越直美の市長のお仕事(2)

「待機児童ゼロ」に必要なもの

保育園で笑顔を見せる越直美・大津市長(左奥)
保育園で笑顔を見せる越直美・大津市長(左奥)

 「待機児童の解消」が叫ばれて久しいですが、昨年4月の全国の待機児童は約2万6千人。大津市では、平成27年4月から3年連続で、年度当初の待機児童ゼロを達成しています。「待機児童ゼロにするには、どうすればいいか」とよく聞かれます。

 まず、保育園のニーズをしっかり見積もること。大津市では、私が市長になった直後の平成24年4月の待機児童は、約150人でした。そこで、1年間でほぼ同数の保育園の整備をしましたが、待機児童の数は減らず。

 これは、保育園の申し込みをしていないので待機児童としてカウントされていないが、実際に保育園ができたら入園させたい-という潜在的なニーズが大きかったためです。結局、待機児童がゼロになるまでに整備した保育園の定員は、約1500人。待機児童の10倍になります。

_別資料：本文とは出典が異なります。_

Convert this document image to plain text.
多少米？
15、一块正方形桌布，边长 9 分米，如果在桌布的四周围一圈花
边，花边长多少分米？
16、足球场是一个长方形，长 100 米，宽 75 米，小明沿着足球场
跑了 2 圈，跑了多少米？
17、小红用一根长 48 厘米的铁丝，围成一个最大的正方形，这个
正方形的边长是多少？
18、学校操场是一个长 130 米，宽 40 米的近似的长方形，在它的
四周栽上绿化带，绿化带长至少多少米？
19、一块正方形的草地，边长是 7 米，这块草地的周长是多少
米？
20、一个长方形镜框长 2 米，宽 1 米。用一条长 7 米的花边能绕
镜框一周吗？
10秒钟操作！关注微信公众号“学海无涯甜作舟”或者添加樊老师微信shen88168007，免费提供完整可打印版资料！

 待機児童をゼロにするには、保育士の不足、保育園をつくる場所がない、など多くの問題があります。しかし、何よりも一番大切なのが、市長の覚悟です。待機児童ゼロ達成後も、毎年、保育園を増やし、これまでに約2千人分の保育園を整備しました。そのための予算は約28億円。市も、お金のある時代ではありません。結局、何か別の予算を削って、保育園に回すことになります。

 大津市でも、高齢者のマッサージ券や敬老祝い金などをなくしてきました。当然、「高齢者につめたい」と言われます。しかし、子育てにお金を使わなければ、高齢者を支える若者もいなくなってしまいます。批判があっても、税金の使い方を決めるのは一番大切な市長の仕事。覚悟が問われます。